= Vekhovstvo =

Vekhovstvo (vekhovtsy) was a philosophical and socio–political trend in the Russian intellectual environment at the beginning of the 20th century that received its name from the programmatic collection Vekhi (1909). The initiator of the publication of Vekhi was Mikhail Gershenzon.

Among the authors of the collection were four former Marxists: Nikolai Berdyaev, Sergei Bulgakov, Peter Struve, and Semyon Frank, who took a position of Christian religiosity, rejecting Marxism as a purely economic doctrine that does not answer the fundamental questions of human existence.

The first collection of Vekhovist works was Problems of Idealism (1902), and the final one was From the Depths (1918).

==Ideas==
The Vekhovtsy called on the intelligentsia, whom they blamed for the turmoil of 1905–1907, to renounce a worldview built on collectivism, people-worship (narodnichestvo), nihilism ("apostasy from the state"), irreligiosity, and the preaching of political radicalism.

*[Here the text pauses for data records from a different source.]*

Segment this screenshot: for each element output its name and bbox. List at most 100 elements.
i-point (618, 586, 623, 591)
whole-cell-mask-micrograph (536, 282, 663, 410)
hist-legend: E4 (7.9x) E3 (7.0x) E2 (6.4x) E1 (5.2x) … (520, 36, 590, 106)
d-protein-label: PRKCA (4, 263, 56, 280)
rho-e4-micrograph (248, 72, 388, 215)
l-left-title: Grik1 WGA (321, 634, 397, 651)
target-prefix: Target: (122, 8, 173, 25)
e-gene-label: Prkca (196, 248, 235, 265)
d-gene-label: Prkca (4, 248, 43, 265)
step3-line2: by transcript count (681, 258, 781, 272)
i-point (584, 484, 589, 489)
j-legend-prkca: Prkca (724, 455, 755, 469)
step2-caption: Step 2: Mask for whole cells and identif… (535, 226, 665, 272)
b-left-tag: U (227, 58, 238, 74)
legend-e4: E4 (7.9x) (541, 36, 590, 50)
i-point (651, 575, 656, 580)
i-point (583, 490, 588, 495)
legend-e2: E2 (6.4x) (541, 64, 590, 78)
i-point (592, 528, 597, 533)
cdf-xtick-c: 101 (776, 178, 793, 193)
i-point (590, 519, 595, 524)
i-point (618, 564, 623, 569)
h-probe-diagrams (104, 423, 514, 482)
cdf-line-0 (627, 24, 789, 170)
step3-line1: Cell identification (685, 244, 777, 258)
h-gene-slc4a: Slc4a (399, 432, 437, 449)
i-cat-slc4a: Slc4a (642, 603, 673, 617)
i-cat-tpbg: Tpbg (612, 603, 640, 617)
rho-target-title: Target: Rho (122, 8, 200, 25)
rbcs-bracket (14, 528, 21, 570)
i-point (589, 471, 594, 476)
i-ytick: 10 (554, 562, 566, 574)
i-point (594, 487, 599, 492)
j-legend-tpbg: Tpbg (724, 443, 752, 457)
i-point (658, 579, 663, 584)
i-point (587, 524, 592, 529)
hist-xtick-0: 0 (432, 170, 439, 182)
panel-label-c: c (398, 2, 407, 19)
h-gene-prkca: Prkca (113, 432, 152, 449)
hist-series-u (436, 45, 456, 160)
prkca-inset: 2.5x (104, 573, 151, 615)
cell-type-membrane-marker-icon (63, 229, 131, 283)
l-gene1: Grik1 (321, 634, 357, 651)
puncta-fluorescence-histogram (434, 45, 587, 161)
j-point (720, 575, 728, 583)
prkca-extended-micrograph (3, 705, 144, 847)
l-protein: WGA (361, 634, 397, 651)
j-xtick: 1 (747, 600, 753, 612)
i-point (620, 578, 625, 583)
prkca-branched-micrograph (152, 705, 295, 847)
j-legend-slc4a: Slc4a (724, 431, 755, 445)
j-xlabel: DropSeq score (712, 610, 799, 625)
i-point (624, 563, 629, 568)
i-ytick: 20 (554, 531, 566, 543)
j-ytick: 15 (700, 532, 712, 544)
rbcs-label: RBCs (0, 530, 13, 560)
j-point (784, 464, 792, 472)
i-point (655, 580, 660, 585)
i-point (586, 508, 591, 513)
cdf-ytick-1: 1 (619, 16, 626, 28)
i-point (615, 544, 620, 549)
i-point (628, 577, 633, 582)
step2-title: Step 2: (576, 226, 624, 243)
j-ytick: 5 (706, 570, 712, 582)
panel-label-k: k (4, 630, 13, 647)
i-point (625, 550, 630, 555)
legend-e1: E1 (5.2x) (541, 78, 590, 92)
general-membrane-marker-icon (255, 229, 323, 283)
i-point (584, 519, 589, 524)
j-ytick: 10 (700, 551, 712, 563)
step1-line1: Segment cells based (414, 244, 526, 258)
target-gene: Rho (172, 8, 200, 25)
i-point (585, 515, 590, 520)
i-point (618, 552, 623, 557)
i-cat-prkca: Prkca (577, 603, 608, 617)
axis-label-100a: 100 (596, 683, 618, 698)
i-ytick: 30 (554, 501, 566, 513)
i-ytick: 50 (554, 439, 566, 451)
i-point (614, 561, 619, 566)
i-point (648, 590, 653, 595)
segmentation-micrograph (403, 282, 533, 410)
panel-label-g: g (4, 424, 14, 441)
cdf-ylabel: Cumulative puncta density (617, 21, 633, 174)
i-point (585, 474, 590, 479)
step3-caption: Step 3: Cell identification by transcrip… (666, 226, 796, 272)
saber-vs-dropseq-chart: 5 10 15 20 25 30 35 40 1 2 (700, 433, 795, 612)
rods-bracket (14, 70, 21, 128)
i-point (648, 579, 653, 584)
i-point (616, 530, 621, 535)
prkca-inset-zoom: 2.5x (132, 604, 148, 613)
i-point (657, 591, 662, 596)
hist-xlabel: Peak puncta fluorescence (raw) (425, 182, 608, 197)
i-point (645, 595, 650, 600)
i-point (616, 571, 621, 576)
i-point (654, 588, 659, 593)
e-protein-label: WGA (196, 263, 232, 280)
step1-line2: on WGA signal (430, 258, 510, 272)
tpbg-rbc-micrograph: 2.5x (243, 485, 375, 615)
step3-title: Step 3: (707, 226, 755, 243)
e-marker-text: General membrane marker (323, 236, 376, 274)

The positive program of Vekhovstvo is based on the recognition of the independence of the human subject and on the recognition of personal responsibility for what is happening on the basis of universal Christian values.

As we are, we not only cannot dream of merging with the people, but we must fear them more than all the punishments of the authorities and bless this authority, which alone with its bayonets and prisons still protects us from the fury of the people.
— Mikhail Gershenzon. Creative Self–Consciousness, Vekhi (1991)

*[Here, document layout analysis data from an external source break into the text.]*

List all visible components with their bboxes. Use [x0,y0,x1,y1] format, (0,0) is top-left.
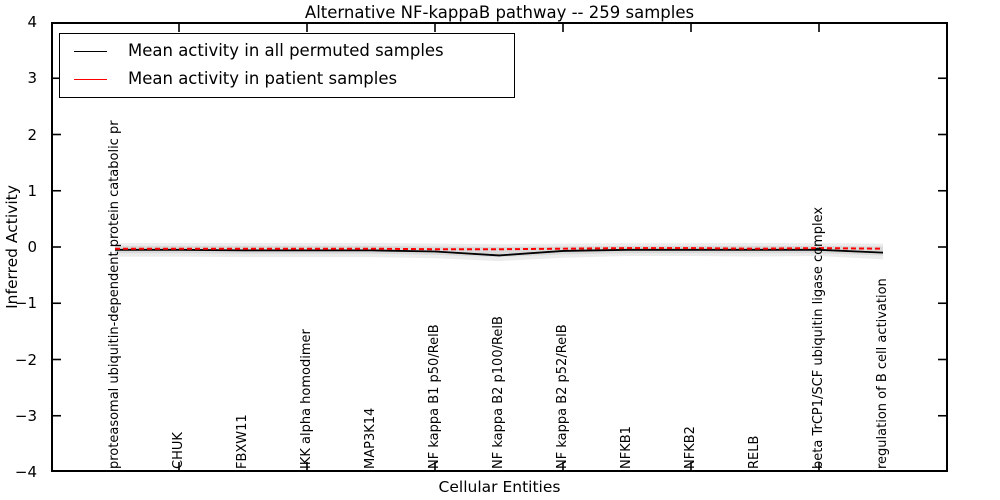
x-category-label: regulation of B cell activation [875,278,890,469]
x-category-label: NFKB1 [619,426,634,469]
x-category-label: NFKB2 [683,426,698,469]
x-category-label: MAP3K14 [363,407,378,469]
chart-title: Alternative NF-kappaB pathway -- 259 sam… [304,3,695,22]
y-tick-label: 2 [27,125,37,144]
legend-entry: Mean activity in all permuted samples [60,38,514,66]
chart-canvas [51,22,948,472]
x-category-label: NF kappa B2 p52/RelB [555,324,570,469]
y-axis-label: Inferred Activity [3,185,21,309]
y-axis-tick-labels: 4 3 2 1 0 −1 −2 −3 −4 [0,13,45,481]
y-tick-label: 0 [27,238,37,256]
legend-entry-label: Mean activity in all permuted samples [128,41,444,60]
series-line-patient [115,247,884,251]
y-tick-label: −3 [14,406,37,425]
y-tick-label: 4 [27,13,37,31]
y-tick-label: −4 [14,463,37,481]
x-category-label: IKK alpha homodimer [299,329,314,469]
x-category-label: FBXW11 [235,414,250,469]
x-category-label: proteasomal ubiquitin-dependent protein … [107,120,122,469]
y-tick-label: 1 [27,181,37,200]
x-category-label: beta TrCP1/SCF ubiquitin ligase complex [811,206,826,469]
legend: Mean activity in all permuted samples Mea… [59,33,515,98]
x-category-label: RELB [747,435,762,469]
legend-key-line-icon [74,51,107,52]
legend-key-line-icon [74,79,107,80]
plot-area: proteasomal ubiquitin-dependent protein … [51,22,948,472]
legend-entry-label: Mean activity in patient samples [128,69,398,88]
x-axis-label: Cellular Entities [438,478,561,496]
axes-frame [51,22,948,472]
legend-entry: Mean activity in patient samples [60,66,514,94]
y-tick-label: −2 [14,350,37,369]
series-line-permuted [115,248,884,257]
y-tick-label: 3 [27,69,37,88]
y-tick-label: −1 [14,294,37,313]
x-category-label: NF kappa B2 p100/RelB [491,316,506,469]
x-category-label: NF kappa B1 p50/RelB [427,324,442,469]
x-category-label: CHUK [171,432,186,469]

===Ideas of the main representatives===
One of the leading members of Vekhi was the former Marxist Nikolai Berdyaev. He, like his associates, analyzed Russia's place in the changing world and its ideas, and searched for ways to develop the country. He called the era of the early 20th century the "New Middle Ages", since, in his opinion, humanity had once again entered the era of irrationalism, and the collectivist values that prevailed in society had once again suppressed the freedom of the individual. In addition, the philistine worldview of the West, according to Berdyaev, led to the destruction of higher values and the barbarization of society. He was also interested in the "Russian Idea", i.e., the essence of the Russian soul and the purpose of Russia. He argued that Russia combines the features of the West and the East, but he did not put it above other countries. Berdyaev claimed that, according to God's plan, the country should represent such a combination of Eastern and Western ideas that their unity and some kind of ideological integrity would be observed, but in reality the "Russian Idea" of that era was presented as a simple, chaotic mixture of the features of these two worlds.

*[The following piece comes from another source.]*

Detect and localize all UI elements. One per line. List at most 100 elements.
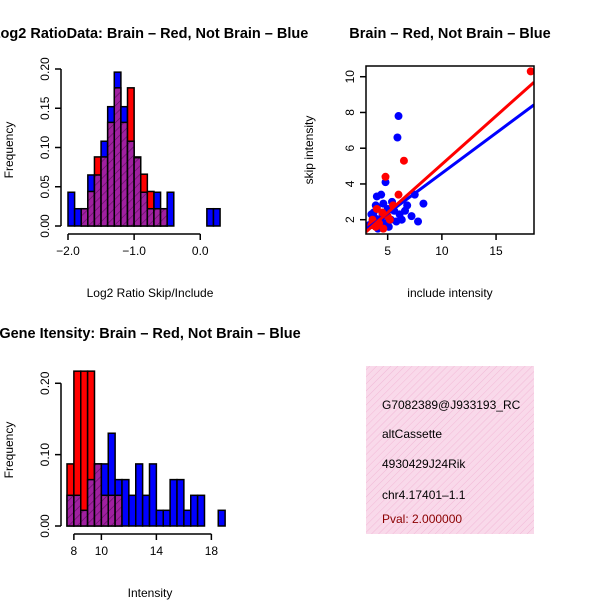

Berdyaev subjected the worldview of the Russian person to a deep analysis, contrasting it with the Western one. If the European worldview was eventually able to achieve discipline, then the all–embracing "breadth" of the Russian soul was incapable of such restraint. Berdyaev found a manifestation of such a feature, for example, in the fact that within the framework of Russian thought it was quite possible to combine many opposites, an example of which could be revolutionaries who promoted radically conservative views. Thus, the Russian person is not characterized by a rigid categorization of certain concepts.

The philosopher and Orthodox priest Sergei Bulgakov held a strong anti–Western position. He criticized the Western ideology of Marxism, expressing, among other things, the idea that this teaching was only a translation of Jewish ideas into the plane of economic science. A socialist society, in his opinion, would promote progress only in the material sphere, without caring about the spiritual component. However, Bulgakov cannot be called a Slavophile in the full sense, since he also criticized Russian statehood for having too many Eastern features that had to be revised.

==Criticism==
Vekhovstvo drew sharp criticism from the Bolshevik leader Vladimir Lenin, who branded the collection as an "encyclopedia of liberal apostasy" in December 1909: "Vekhi is a continuous stream of reactionary slop poured on democracy. It is clear that Novoye Vremyas publicists, Rozanov, Menshikov, and Alexander Stolypin, rushed to kiss Vekhi. It is clear that Anthony Volynsky was delighted with this work of the leaders of liberalism."